Extensive Ca(2+) leak through K4750Q cardiac ryanodine receptors caused by cytosolic and luminal Ca(2+) hypersensitivity

Various ryanodine receptor 2 (RyR2) point mutations cause catecholamine-induced polymorphic ventricular tachycardia (CPVT), a life-threatening arrhythmia evoked by diastolic intracellular Ca(2+) release dysfunction. These mutations occur in essential regions of RyR2 that regulate Ca(2+) release. The molecular dysfunction caused by CPVT-associated RyR2 mutations as well as the functional consequences remain unresolved. Here, we study the most severe CPVT-associated RyR2 mutation (K4750Q) known to date. We define the molecular and cellular dysfunction generated by this mutation and detail how it alters RyR2 function, using Ca(2+) imaging, ryanodine binding, and single-channel recordings.
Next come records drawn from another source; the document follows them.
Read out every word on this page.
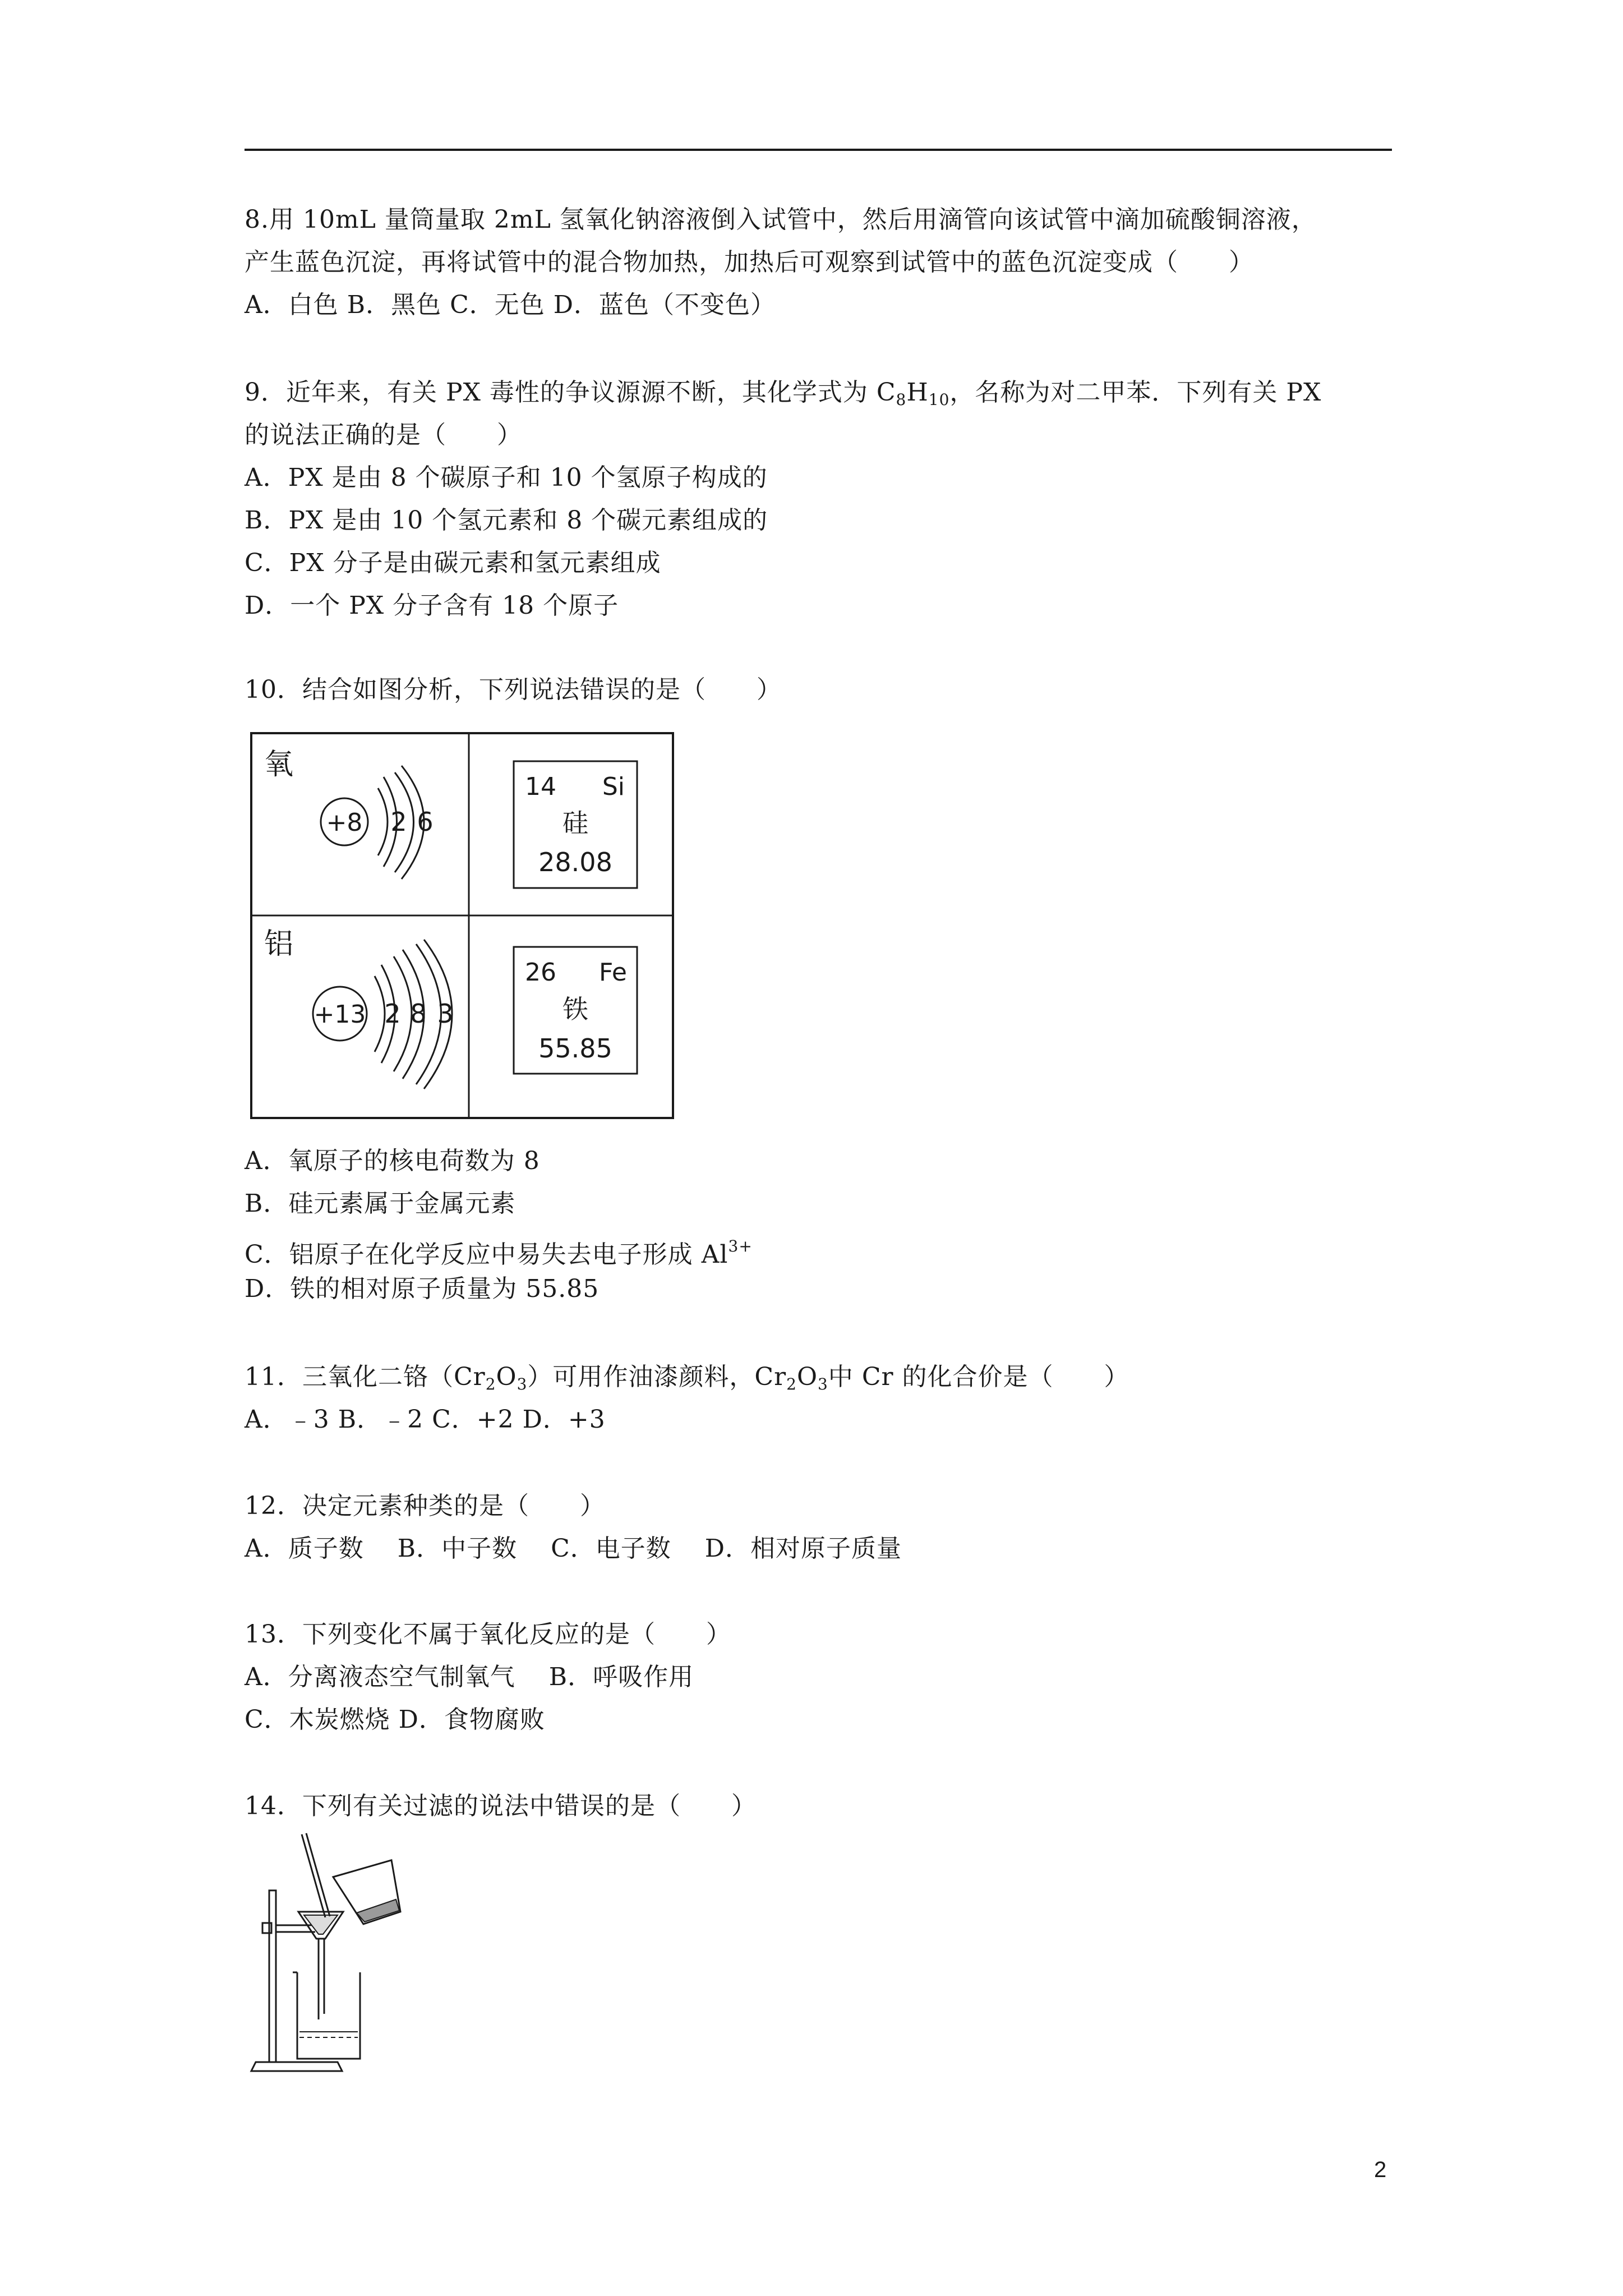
8.用 10mL 量筒量取 2mL 氢氧化钠溶液倒入试管中，然后用滴管向该试管中滴加硫酸铜溶液，
产生蓝色沉淀，再将试管中的混合物加热，加热后可观察到试管中的蓝色沉淀变成（　　）
A．白色 B．黑色 C．无色 D．蓝色（不变色）
9．近年来，有关 PX 毒性的争议源源不断，其化学式为 $C_8H_{10}$，名称为对二甲苯．下列有关 PX
的说法正确的是（　　）
A．PX 是由 8 个碳原子和 10 个氢原子构成的
B．PX 是由 10 个氢元素和 8 个碳元素组成的
C．PX 分子是由碳元素和氢元素组成
D．一个 PX 分子含有 18 个原子
10．结合如图分析，下列说法错误的是（　　）
氧
+8 2 6
14 Si
硅
28.08
铝
+13 2 8 3
26 Fe
铁
55.85
A．氧原子的核电荷数为 8
B．硅元素属于金属元素
C．铝原子在化学反应中易失去电子形成 $Al^{3+}$
D．铁的相对原子质量为 55.85
11．三氧化二铬$(Cr_2O_3)$可用作油漆颜料，$Cr_2O_3$中 Cr 的化合价是（　　）
A．﹣3 B．﹣2 C．+2 D．+3
12．决定元素种类的是（　　）
A．质子数　 B．中子数　 C．电子数　 D．相对原子质量
13．下列变化不属于氧化反应的是（　　）
A．分离液态空气制氧气　 B．呼吸作用
C．木炭燃烧 D．食物腐败
14．下列有关过滤的说法中错误的是（　　）
2
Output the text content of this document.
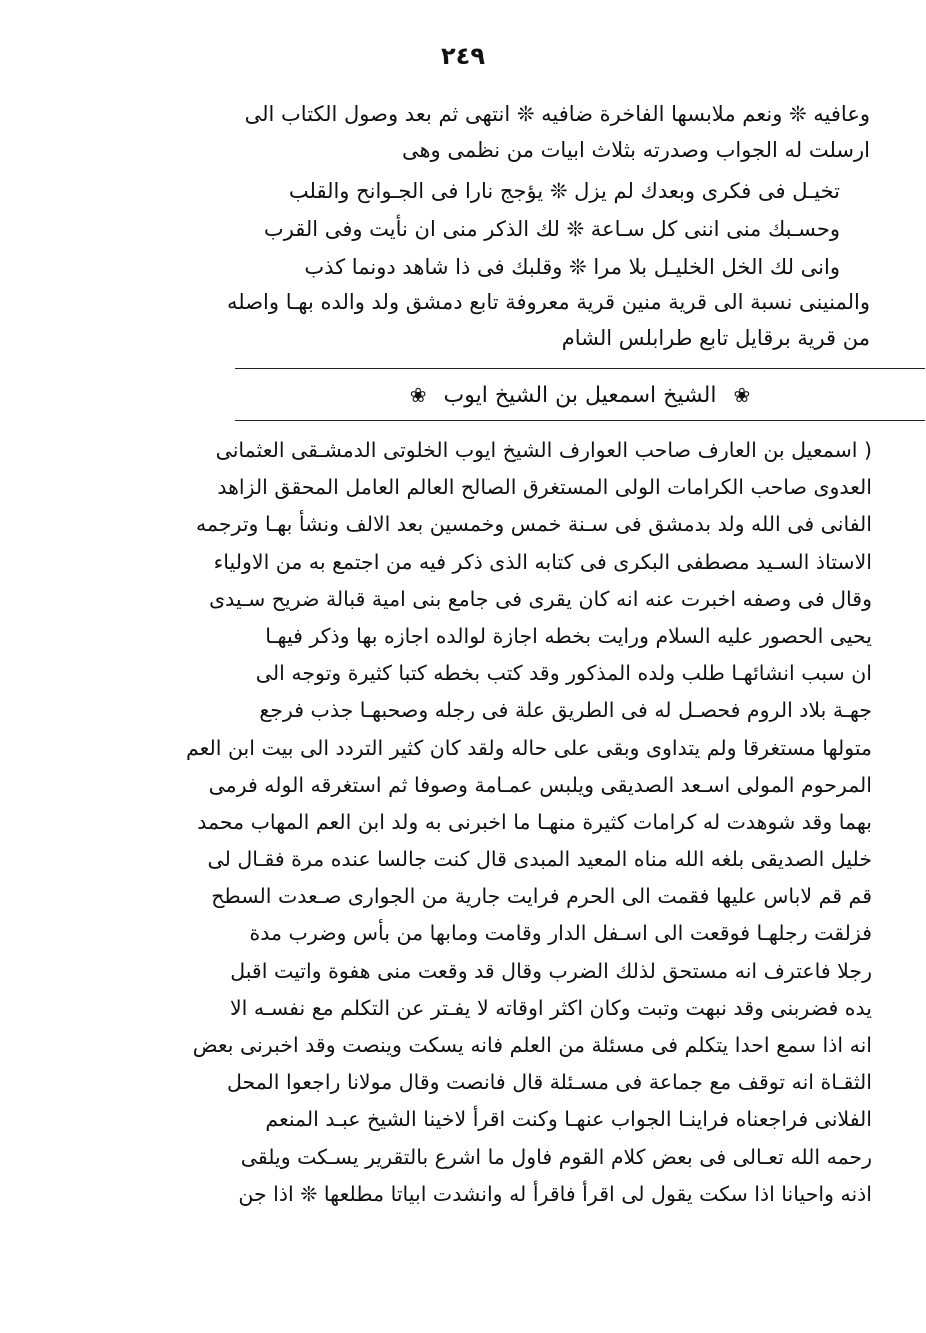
٢٤٩
وعافيه ❊ ونعم ملابسها الفاخرة ضافيه ❊ انتهى ثم بعد وصول الكتاب الى
ارسلت له الجواب وصدرته بثلاث ابيات من نظمى وهى
تخيـل فى فكرى وبعدك لم يزل ❊ يؤجج نارا فى الجـوانح والقلب
وحسـبك منى اننى كل سـاعة ❊ لك الذكر منى ان نأيت وفى القرب
وانى لك الخل الخليـل بلا مرا ❊ وقلبك فى ذا شاهد دونما كذب
والمنينى نسبة الى قرية منين قرية معروفة تابع دمشق ولد والده بهـا واصله
من قرية برقايل تابع طرابلس الشام
❀ الشيخ اسمعيل بن الشيخ ايوب ❀
( اسمعيل بن العارف صاحب العوارف الشيخ ايوب الخلوتى الدمشـقى العثمانى
العدوى صاحب الكرامات الولى المستغرق الصالح العالم العامل المحقق الزاهد
الفانى فى الله ولد بدمشق فى سـنة خمس وخمسين بعد الالف ونشأ بهـا وترجمه
الاستاذ السـيد مصطفى البكرى فى كتابه الذى ذكر فيه من اجتمع به من الاولياء
وقال فى وصفه اخبرت عنه انه كان يقرى فى جامع بنى امية قبالة ضريح سـيدى
يحيى الحصور عليه السلام ورايت بخطه اجازة لوالده اجازه بها وذكر فيهـا
ان سبب انشائهـا طلب ولده المذكور وقد كتب بخطه كتبا كثيرة وتوجه الى
جهـة بلاد الروم فحصـل له فى الطريق علة فى رجله وصحبهـا جذب فرجع
متولها مستغرقا ولم يتداوى وبقى على حاله ولقد كان كثير التردد الى بيت ابن العم
المرحوم المولى اسـعد الصديقى ويلبس عمـامة وصوفا ثم استغرقه الوله فرمى
بهما وقد شوهدت له كرامات كثيرة منهـا ما اخبرنى به ولد ابن العم المهاب محمد
خليل الصديقى بلغه الله مناه المعيد المبدى قال كنت جالسا عنده مرة فقـال لى
قم قم لاباس عليها فقمت الى الحرم فرايت جارية من الجوارى صـعدت السطح
فزلقت رجلهـا فوقعت الى اسـفل الدار وقامت ومابها من بأس وضرب مدة
رجلا فاعترف انه مستحق لذلك الضرب وقال قد وقعت منى هفوة واتيت اقبل
يده فضربنى وقد نبهت وتبت وكان اكثر اوقاته لا يفـتر عن التكلم مع نفسـه الا
انه اذا سمع احدا يتكلم فى مسئلة من العلم فانه يسكت وينصت وقد اخبرنى بعض
الثقـاة انه توقف مع جماعة فى مسـئلة قال فانصت وقال مولانا راجعوا المحل
الفلانى فراجعناه فراينـا الجواب عنهـا وكنت اقرأ لاخينا الشيخ عبـد المنعم
رحمه الله تعـالى فى بعض كلام القوم فاول ما اشرع بالتقرير يسـكت ويلقى
اذنه واحيانا اذا سكت يقول لى اقرأ فاقرأ له وانشدت ابياتا مطلعها ❊ اذا جن
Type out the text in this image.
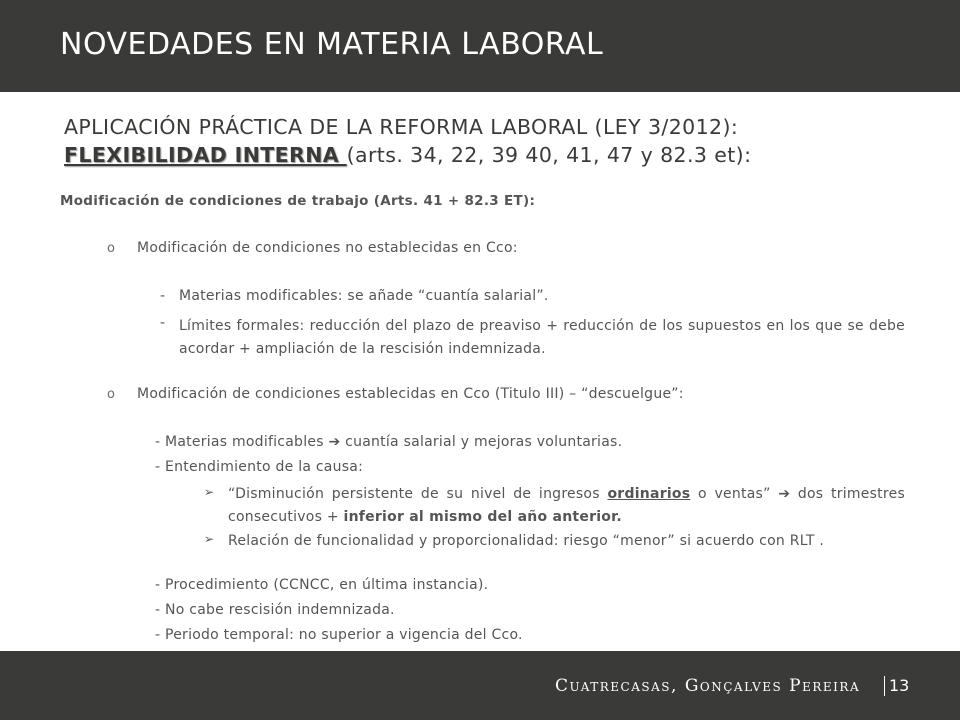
NOVEDADES EN MATERIA LABORAL
APLICACIÓN PRÁCTICA DE LA REFORMA LABORAL (LEY 3/2012):
FLEXIBILIDAD INTERNA (arts. 34, 22, 39 40, 41, 47 y 82.3 et):
Modificación de condiciones de trabajo (Arts. 41 + 82.3 ET):
o Modificación de condiciones no establecidas en Cco:
- Materias modificables: se añade “cuantía salarial”.
- Límites formales: reducción del plazo de preaviso + reducción de los supuestos en los que se debe acordar + ampliación de la rescisión indemnizada.
o Modificación de condiciones establecidas en Cco (Titulo III) – “descuelgue”:
- Materias modificables ➔ cuantía salarial y mejoras voluntarias.
- Entendimiento de la causa:
➢ “Disminución persistente de su nivel de ingresos ordinarios o ventas” ➔ dos trimestres consecutivos + inferior al mismo del año anterior.
➢ Relación de funcionalidad y proporcionalidad: riesgo “menor” si acuerdo con RLT .
- Procedimiento (CCNCC, en última instancia).
- No cabe rescisión indemnizada.
- Periodo temporal: no superior a vigencia del Cco.
Cuatrecasas, Gonçalves Pereira	13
HEK293 cells and cardiac HL-1 cells expressing RyR2-K4750Q show greatly enhanced spontaneous Ca(2+) oscillations. An endoplasmic reticulum–targeted Ca(2+) sensor, R-CEPIA1er, revealed that RyR2-K4750Q mediates excessive diastolic Ca(2+) leak, which dramatically reduces luminal [Ca(2+)]. We further show that the K4750Q mutation causes three RyR2 defects: hypersensitization to activation by cytosolic Ca(2+), loss of cytosolic Ca(2+)/Mg(2+)-mediated inactivation, and hypersensitization to luminal Ca(2+) activation. These defects combine to kinetically stabilize RyR2-K4750Q openings, thus explaining the extensive diastolic Ca(2+) leak from the sarcoplasmic reticulum, frequent Ca(2+) waves, and severe CPVT phenotype. As the multiple concurrent defects are induced by a single point mutation, the K4750 residue likely resides at a critical structural point at which cytosolic and luminal RyR2 control input converge.